Van begin af aan was Enschede betrokken bij de crisisaanpak in Duitsland. “Een paar weken geleden – toen dat nog kon – was Van Veldhuizen samen met zijn veiligheidsmensen al aanwezig bij de crisisstafvergadering van alle Landkreisen in het noorden van Noordrijn-Westfalen.”
Ook die vroege betrokkenheid is belangrijk voor de omgang met de crisis nu, zegt Lewe. “Ongecompliceerd communiceren is ontzettend belangrijk.” Als twee landen stuit je snel op verschillende systemen en een andere strategie. “Dan gaat het er even niet om wie gelijk heeft. Je moet eerlijk en open bespreken waar de verschillen zijn, zonder elkaar te beschuldigen. Dan kan je het beleid op elkaar afstemmen.”
De korte lijntjes die er al voor crisistijd waren, blijken nu hun waarde te bewijzen, aldus de burgemeester. “In noodsituaties kan elke seconde tellen.
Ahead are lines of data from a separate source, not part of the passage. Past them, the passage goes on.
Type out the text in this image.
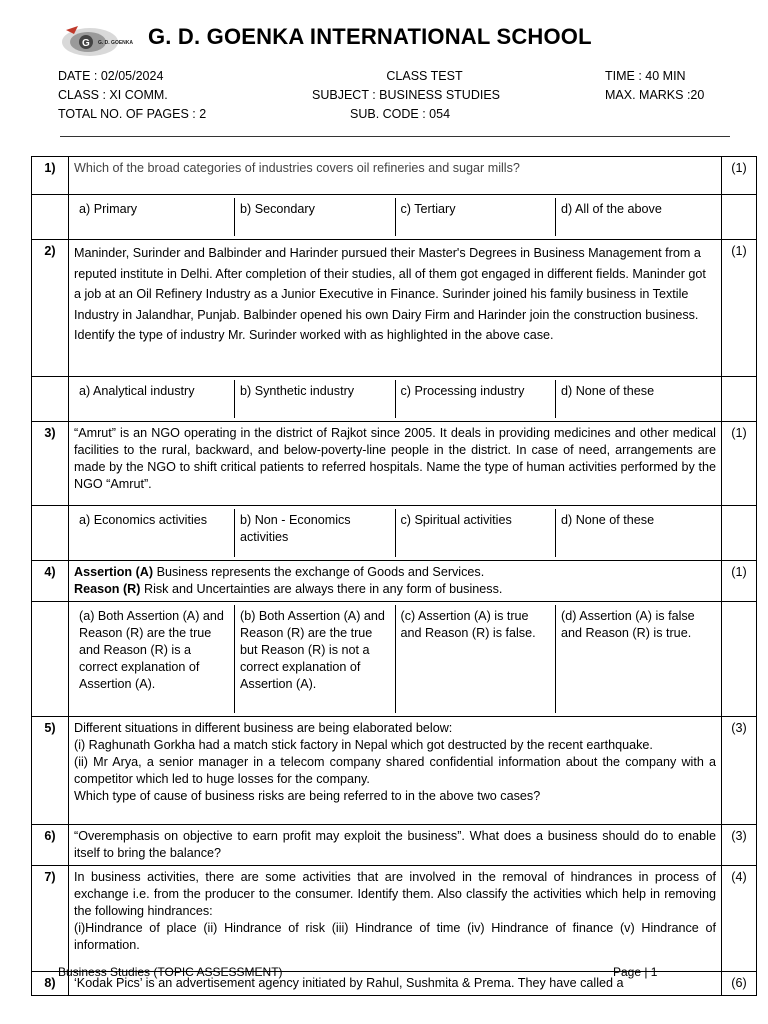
G G. D. GOENKA G. D. GOENKA INTERNATIONAL SCHOOL
DATE : 02/05/2024
CLASS : XI COMM.
TOTAL NO. OF PAGES : 2
CLASS TEST
SUBJECT : BUSINESS STUDIES
SUB. CODE : 054
TIME : 40 MIN
MAX. MARKS :20
1)	Which of the broad categories of industries covers oil refineries and sugar mills?	(1)

a) Primary	b) Secondary	c) Tertiary	d) All of the above

2)	Maninder, Surinder and Balbinder and Harinder pursued their Master's Degrees in Business Management from a reputed institute in Delhi. After completion of their studies, all of them got engaged in different fields. Maninder got a job at an Oil Refinery Industry as a Junior Executive in Finance. Surinder joined his family business in Textile Industry in Jalandhar, Punjab. Balbinder opened his own Dairy Firm and Harinder join the construction business. Identify the type of industry Mr. Surinder worked with as highlighted in the above case.	(1)

a) Analytical industry	b) Synthetic industry	c) Processing industry	d) None of these

3)	“Amrut” is an NGO operating in the district of Rajkot since 2005. It deals in providing medicines and other medical facilities to the rural, backward, and below-poverty-line people in the district. In case of need, arrangements are made by the NGO to shift critical patients to referred hospitals. Name the type of human activities performed by the NGO “Amrut”.	(1)

a) Economics activities	b) Non - Economics activities	c) Spiritual activities	d) None of these

4)	Assertion (A) Business represents the exchange of Goods and Services.
Reason (R) Risk and Uncertainties are always there in any form of business.
	(1)

(a) Both Assertion (A) and Reason (R) are the true and Reason (R) is a correct explanation of Assertion (A).	(b) Both Assertion (A) and Reason (R) are the true but Reason (R) is not a correct explanation of Assertion (A).	(c) Assertion (A) is true and Reason (R) is false.	(d) Assertion (A) is false and Reason (R) is true.

5)	Different situations in different business are being elaborated below:
(i) Raghunath Gorkha had a match stick factory in Nepal which got destructed by the recent earthquake.
(ii) Mr Arya, a senior manager in a telecom company shared confidential information about the company with a competitor which led to huge losses for the company.
Which type of cause of business risks are being referred to in the above two cases?
	(3)
6)	“Overemphasis on objective to earn profit may exploit the business”. What does a business should do to enable itself to bring the balance?	(3)
7)	In business activities, there are some activities that are involved in the removal of hindrances in process of exchange i.e. from the producer to the consumer. Identify them. Also classify the activities which help in removing the following hindrances:
(i)Hindrance of place (ii) Hindrance of risk (iii) Hindrance of time (iv) Hindrance of finance (v) Hindrance of information.
	(4)
8)	‘Kodak Pics’ is an advertisement agency initiated by Rahul, Sushmita & Prema. They have called a	(6)
Business Studies (TOPIC ASSESSMENT)	Page | 1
Dan moet je elkaar begrijpen.”
Ook Münster bereidt zich op het ergste voor
Door de corona-uitbraak is er ineens ook aandacht voor de verschillen in capaciteit op de intensive-care-afdelingen in beide landen. Per 100.000 burgers heeft Nederland intussen ongeveer 10 bedden beschikbaar, in Duitsland zijn dat er 34. “Duitsland is daarin een uitzondering met andere landen. In normale tijden zijn er ook niet zoveel bedden nodig, maar nu dus wel.”
Het is een van de redenen dat Duitsland corona-patiënten invliegt uit Italië en Frankrijk om de ziekenhuizen daar te ontlasten. In Münster zijn nu drie patiënten uit Nederland gearriveerd, inmiddels is duidelijk dat Noordrijn-Westfalen meer dan 100 IC-bedden beschikbaar heeft voor Nederlandse patiënten. “Vooral om te voorkomen dat er straks in Nederland te weinig bedden zijn.”
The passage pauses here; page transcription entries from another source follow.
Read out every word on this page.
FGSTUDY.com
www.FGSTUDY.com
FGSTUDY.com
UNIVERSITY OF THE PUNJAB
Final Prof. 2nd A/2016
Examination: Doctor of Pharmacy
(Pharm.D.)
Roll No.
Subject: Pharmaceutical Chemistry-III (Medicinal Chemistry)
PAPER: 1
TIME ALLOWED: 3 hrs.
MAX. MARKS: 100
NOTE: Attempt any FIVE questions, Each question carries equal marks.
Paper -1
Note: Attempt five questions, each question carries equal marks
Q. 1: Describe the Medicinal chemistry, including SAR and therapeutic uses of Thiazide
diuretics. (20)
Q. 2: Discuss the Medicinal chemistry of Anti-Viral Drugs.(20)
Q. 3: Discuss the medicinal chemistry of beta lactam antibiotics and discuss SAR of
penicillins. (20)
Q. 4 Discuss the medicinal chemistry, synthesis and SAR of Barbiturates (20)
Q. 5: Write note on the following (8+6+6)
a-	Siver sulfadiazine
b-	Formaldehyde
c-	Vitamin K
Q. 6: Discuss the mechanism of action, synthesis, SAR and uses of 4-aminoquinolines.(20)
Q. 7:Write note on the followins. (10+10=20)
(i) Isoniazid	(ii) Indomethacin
Ook in Münster gaat het inmiddels al anders dan gewoon, hoewel er nog plek genoeg is. “Een bizarre situatie, maar we hebben nu gevraagd om niet direct noodzakelijke ingrepen zoals heupoperaties uit te stellen.”
Verder wordt in kleinere ziekenhuizen in de regio die normaal gesproken geen IC hebben, gekeken of hier ook capaciteit kan worden gecreëerd. “Veel belangrijke basisinfrastructuur is er aanwezig. Via videoverbinding met onze universiteitskliniek kunnen we zo in absolute noodgevallen extra patiënten opnemen.”
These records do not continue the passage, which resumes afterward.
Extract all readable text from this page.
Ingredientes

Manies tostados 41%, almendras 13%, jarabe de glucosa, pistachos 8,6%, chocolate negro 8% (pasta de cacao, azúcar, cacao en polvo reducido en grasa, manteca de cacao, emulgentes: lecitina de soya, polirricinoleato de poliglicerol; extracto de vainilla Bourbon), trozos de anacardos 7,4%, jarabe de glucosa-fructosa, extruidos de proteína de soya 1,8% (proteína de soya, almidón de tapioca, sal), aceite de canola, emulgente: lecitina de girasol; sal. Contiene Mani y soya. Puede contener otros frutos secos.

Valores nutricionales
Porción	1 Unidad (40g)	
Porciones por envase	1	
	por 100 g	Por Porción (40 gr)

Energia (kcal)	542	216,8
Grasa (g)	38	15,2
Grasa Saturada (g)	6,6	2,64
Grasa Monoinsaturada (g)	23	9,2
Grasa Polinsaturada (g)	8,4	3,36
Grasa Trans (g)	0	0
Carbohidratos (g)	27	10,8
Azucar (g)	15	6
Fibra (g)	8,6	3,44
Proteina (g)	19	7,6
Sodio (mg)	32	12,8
Crisis als aansporing om nog meer samen te werken
Ondanks dat het einde van de crisis nog niet in zicht is, kijkt Lewe al verder vooruit. “Nu gaat 90% van ons overleg nog over de uitwerking van de maatregelen. Langzamerhand breekt de tijd ook aan om na te denken over hoe het straks verder moet.”
De burgemeester is ervan overtuigd dat de crisis kan laten zien hoe Duitsland en Nederland in de toekomst nog beter kunnen samenwerken. “We leren wat waardevol is. Dat de zorg een ondergrens heeft, bepaalde zaken kan je niet op bezuinigen.”
Maar ook voor de economie ziet hij veranderingen. “De huidige supply-chains zijn te complex, we blijken te afhankelijk van Azië te zijn.” Hij wijst op de tekorten aan tests en beschermende kleding. “Dat kunnen we ook hier binnen Europa organiseren. Ook op veel andere terreinen moeten we hier kritisch naar kijken.”
De crisis moet vooral ook een aansporing zijn om in de toekomst als Noordrijn-Westfalen en Nederland nog nauwer samen te werken, vindt de burgemeester. “We hebben een heel veerkrachtige samenleving. Dat kunnen we gebruiken voor de toekomst.”